Neural Adaptive Loop Filtering for Video Coding: Exploring Multi-Hypothesis Sample Refinement

Abstract

Adaptive loop filtering (ALF) is extensively investigated for lossy video coding to mitigate compression noise. Numerous learning-based ALFs have emerged recently and improved the coding efficiency significantly through the use of complexity-intensive, large-scale models trained on excessive samples, making it impractical for real-life applications. By contrast, lightweight, small-scale ALF models cannot promise convincing performance and model generalization. In principle, the ALF estimates the sample distortion for restoration.
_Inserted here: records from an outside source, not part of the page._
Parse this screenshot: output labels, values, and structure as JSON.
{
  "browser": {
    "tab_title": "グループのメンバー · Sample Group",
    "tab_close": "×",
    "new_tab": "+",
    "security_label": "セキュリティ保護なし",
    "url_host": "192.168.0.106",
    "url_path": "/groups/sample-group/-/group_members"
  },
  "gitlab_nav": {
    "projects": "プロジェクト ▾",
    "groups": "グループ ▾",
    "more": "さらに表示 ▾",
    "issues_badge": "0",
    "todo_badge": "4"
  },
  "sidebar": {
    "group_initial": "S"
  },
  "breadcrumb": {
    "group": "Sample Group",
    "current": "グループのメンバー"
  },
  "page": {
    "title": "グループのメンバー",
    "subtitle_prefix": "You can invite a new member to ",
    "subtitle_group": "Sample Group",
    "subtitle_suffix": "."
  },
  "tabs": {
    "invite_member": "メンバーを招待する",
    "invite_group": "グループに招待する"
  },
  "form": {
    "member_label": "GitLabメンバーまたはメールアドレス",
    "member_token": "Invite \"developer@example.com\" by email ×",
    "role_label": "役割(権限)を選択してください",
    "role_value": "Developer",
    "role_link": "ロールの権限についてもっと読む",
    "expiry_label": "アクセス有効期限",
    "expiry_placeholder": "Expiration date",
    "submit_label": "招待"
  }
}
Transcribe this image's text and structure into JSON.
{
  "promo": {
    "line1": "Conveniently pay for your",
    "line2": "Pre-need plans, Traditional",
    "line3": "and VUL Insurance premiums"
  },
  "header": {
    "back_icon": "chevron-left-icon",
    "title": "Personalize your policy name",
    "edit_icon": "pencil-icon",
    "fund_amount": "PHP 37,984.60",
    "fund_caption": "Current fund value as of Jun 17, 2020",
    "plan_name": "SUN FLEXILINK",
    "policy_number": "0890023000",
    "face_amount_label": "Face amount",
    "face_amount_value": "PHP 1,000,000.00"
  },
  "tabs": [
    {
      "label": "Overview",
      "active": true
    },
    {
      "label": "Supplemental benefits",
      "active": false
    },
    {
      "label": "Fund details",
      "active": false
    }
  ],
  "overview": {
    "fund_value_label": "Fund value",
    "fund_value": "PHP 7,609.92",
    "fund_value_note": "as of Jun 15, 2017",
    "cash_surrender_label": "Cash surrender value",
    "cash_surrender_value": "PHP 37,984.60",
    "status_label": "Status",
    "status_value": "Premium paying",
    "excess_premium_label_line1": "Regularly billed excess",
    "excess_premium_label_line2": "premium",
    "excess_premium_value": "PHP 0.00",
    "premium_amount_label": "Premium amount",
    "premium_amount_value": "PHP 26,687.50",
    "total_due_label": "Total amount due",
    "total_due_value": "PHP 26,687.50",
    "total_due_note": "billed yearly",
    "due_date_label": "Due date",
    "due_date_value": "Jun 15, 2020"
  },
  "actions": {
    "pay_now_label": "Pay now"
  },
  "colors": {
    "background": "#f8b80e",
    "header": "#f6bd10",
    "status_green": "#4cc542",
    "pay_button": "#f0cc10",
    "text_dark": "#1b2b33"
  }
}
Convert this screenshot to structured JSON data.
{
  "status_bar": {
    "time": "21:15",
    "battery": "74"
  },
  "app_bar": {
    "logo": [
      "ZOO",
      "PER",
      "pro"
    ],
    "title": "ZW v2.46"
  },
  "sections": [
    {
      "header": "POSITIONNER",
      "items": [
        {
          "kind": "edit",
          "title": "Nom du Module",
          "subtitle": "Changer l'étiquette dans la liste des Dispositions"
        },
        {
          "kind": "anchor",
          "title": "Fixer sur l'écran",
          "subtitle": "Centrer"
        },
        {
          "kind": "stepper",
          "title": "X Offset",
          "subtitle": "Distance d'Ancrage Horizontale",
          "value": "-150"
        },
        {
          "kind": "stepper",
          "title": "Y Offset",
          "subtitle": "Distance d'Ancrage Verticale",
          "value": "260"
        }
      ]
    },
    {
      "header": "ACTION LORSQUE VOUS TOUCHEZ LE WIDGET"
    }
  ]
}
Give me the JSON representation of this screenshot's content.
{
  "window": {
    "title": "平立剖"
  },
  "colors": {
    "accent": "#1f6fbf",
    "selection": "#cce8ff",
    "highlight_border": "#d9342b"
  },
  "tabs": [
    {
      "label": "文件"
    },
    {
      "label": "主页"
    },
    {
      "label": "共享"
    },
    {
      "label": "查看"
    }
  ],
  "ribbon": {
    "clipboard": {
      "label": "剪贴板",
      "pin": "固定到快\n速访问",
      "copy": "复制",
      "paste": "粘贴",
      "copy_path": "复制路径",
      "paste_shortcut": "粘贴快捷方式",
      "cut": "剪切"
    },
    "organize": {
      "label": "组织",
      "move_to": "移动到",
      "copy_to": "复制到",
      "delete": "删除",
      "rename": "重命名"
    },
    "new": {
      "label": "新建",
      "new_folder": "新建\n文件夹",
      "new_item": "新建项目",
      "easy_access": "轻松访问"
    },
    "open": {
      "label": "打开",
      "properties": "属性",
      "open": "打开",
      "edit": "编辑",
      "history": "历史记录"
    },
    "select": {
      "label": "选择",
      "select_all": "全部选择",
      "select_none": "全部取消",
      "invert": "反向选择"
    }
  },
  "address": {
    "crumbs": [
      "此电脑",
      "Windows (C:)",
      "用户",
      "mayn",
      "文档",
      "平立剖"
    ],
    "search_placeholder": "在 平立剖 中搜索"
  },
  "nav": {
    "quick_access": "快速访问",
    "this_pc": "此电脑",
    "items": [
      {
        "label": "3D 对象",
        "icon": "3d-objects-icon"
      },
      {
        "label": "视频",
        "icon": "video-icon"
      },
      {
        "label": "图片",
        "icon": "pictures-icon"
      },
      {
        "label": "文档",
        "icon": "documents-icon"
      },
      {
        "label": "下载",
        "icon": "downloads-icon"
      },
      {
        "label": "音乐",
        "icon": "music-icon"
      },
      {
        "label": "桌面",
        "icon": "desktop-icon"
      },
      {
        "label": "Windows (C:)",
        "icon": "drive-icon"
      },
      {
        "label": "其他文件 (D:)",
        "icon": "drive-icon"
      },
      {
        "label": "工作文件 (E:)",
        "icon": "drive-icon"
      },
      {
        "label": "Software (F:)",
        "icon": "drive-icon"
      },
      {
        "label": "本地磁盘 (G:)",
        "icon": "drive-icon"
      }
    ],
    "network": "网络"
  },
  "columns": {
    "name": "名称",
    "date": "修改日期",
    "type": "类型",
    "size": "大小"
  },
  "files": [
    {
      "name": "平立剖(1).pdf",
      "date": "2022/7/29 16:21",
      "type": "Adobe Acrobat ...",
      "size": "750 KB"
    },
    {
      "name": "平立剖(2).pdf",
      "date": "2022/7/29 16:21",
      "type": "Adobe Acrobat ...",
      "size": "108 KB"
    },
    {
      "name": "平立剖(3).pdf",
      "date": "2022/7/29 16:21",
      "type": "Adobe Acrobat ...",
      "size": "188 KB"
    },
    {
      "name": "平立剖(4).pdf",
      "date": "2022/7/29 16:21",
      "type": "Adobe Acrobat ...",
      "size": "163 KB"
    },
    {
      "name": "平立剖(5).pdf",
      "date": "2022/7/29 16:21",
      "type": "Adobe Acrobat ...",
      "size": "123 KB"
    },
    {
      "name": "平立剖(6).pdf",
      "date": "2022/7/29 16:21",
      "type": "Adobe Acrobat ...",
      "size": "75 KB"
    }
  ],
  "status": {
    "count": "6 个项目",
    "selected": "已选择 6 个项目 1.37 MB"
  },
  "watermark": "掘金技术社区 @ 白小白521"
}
Instead of directly approximating the distortion as in existing solutions, we reformulate it as a Multi-hypothesis Sample Refinement (MSR) problem. To this end, we first generate multiple distortion hypotheses through a deep neural network (DNN) model. Then, these hypotheses are linearly superimposed to approximate the final distortion through the minimization of mean square error (MMSE) between the filtered reconstruction and its original, uncompressed input. Finally, the linear superimposition coefficients are explicitly signaled in the compressed bitstream. As seen, the superimposition coefficients inherently generalize the MSR to various content. And using DNNs to generate distortion hypotheses essentially models the spatial priors of a local block and its underlying compression error distribution. As a result, the MSR using a small-scale convolutional neural network (CNN) model with only 5k parameters and 5 KMACs/pixel achieves 4.35% (Intra) and 2.49% (Inter) BD-Rate (Bjontegaard Delta Rate) gains over the AV1 anchor. Ablation studies further demonstrate that the MSR can be generalized to diverse small-scale network structures, different standards (e.g., H.265/HEVC and H.266/VVC), and diverse video content (e.g., screen videos).